Re: [ClusterLabs] Behavior of corosync kill

2020-08-25 Thread Rohit Saini
Thanks Ken. Let me check resource-stickiness property at my end.

Regards,
Rohit

On Tue, Aug 25, 2020 at 8:07 PM Ken Gaillot  wrote:

> On Tue, 2020-08-25 at 12:28 +0530, Rohit Saini wrote:
> > Hi All,
> > I am seeing the following behavior. Can someone clarify if this is
> > intended behavior. If yes, then why so? Please let me know if logs
> > are needed for better clarity.
> >
> > 1. Without Stonith:
> > Continuous corosync kill on master causes switchover and makes
> > another node as master. But as soon as this corosync recovers, it
> > becomes master again. Shouldn't it become slave now?
>
> Where resources are active or take on the master role depends on the
> cluster configuration, not past node issues.
>
> You may be interested in the resource-stickiness property:
>
>
> https://clusterlabs.org/pacemaker/doc/en-US/Pacemaker/2.0/html-single/Pacemaker_Explained/index.html#_resource_meta_attributes
>
>
> > 2. With Stonith:
> > Sometimes, on corosync kill, that node gets shooted by stonith but
> > sometimes not. Not able to understand this fluctuating behavior. Does
> > it have to do anything with faster recovery of corosync, which
> > stonith fails to detect?
>
> It's not failing to detect it, but recovering satisfactorily without
> fencing.
>
> At any given time, one of the cluster nodes is elected the designated
> controller (DC). When new events occur, such as a node leaving the
> corosync ring unexpectedly, the DC runs pacemaker's scheduler to see
> what needs to be done about it. In the case of a lost node, it will
> also erase the node's resource history, to indicate that the state of
> resources on the node is no longer accurately known.
>
> If no further events happened during that time, the scheduler would
> schedule fencing, and the cluster would carry it out.
>
> However, systemd monitors corosync and will restart it if it dies. If
> systemd respawns corosync fast enough (it often is sub-second), the
> node will rejoin the cluster before the scheduler completes its
> calculations and fencing is initiated. Rejoining the cluster includes
> re-sync'ing its resource history with the other nodes.
>
> The node join is considered new information, so the former scheduler
> run is cancelled (the "transition" is "aborted") and a new one is
> started. Since the node is now happily part of the cluster, and the
> resource history tells us the state of all resources on the node, no
> fencing is needed.
>
>
> > I am using
> > corosync-2.4.5-4.el7.x86_64
> > pacemaker-1.1.19-8.el7.x86_64
> > centos 7.6.1810
> >
> > Thanks,
> > Rohit
> > ___
> > Manage your subscription:
> > https://lists.clusterlabs.org/mailman/listinfo/users
> >
> > ClusterLabs home: https://www.clusterlabs.org/
> --
> Ken Gaillot 
>
> ___
> Manage your subscription:
> https://lists.clusterlabs.org/mailman/listinfo/users
>
> ClusterLabs home: https://www.clusterlabs.org/
>
___
Manage your subscription:
https://lists.clusterlabs.org/mailman/listinfo/users

ClusterLabs home: https://www.clusterlabs.org/


Re: [ClusterLabs] Behavior of corosync kill

2020-08-25 Thread Ken Gaillot
On Tue, 2020-08-25 at 12:28 +0530, Rohit Saini wrote:
> Hi All,
> I am seeing the following behavior. Can someone clarify if this is
> intended behavior. If yes, then why so? Please let me know if logs
> are needed for better clarity.
> 
> 1. Without Stonith:
> Continuous corosync kill on master causes switchover and makes
> another node as master. But as soon as this corosync recovers, it
> becomes master again. Shouldn't it become slave now?
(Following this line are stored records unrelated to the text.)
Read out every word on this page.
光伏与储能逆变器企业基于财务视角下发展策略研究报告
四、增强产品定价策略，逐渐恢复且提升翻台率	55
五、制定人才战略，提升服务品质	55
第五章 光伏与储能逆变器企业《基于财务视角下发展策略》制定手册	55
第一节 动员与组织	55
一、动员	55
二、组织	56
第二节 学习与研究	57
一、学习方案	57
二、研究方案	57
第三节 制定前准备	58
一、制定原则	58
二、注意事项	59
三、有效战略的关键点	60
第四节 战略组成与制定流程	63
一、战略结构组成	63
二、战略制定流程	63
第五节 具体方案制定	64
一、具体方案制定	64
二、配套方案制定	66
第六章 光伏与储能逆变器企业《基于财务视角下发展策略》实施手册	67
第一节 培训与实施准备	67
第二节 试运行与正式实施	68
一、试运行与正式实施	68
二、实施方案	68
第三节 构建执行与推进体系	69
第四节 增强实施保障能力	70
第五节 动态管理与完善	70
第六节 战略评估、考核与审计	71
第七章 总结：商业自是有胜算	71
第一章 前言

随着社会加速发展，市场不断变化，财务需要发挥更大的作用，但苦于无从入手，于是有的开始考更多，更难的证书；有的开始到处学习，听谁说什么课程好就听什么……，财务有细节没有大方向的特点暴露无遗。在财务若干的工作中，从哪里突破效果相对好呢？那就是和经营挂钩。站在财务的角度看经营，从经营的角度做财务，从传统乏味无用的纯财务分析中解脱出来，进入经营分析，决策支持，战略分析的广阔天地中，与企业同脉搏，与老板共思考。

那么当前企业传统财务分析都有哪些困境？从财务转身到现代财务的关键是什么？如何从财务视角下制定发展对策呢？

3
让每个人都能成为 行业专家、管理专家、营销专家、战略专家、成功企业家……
Where resources are active or take on the master role depends on the
cluster configuration, not past node issues.

You may be interested in the resource-stickiness property:

https://clusterlabs.org/pacemaker/doc/en-US/Pacemaker/2.0/html-single/Pacemaker_Explained/index.html#_resource_meta_attributes


> 2. With Stonith:
> Sometimes, on corosync kill, that node gets shooted by stonith but
> sometimes not. Not able to understand this fluctuating behavior. Does
> it have to do anything with faster recovery of corosync, which
> stonith fails to detect?

It's not failing to detect it, but recovering satisfactorily without
fencing.

At any given time, one of the cluster nodes is elected the designated
controller (DC). When new events occur, such as a node leaving the
corosync ring unexpectedly, the DC runs pacemaker's scheduler to see
what needs to be done about it. In the case of a lost node, it will
also erase the node's resource history, to indicate that the state of
resources on the node is no longer accurately known.

If no further events happened during that time, the scheduler would
schedule fencing, and the cluster would carry it out.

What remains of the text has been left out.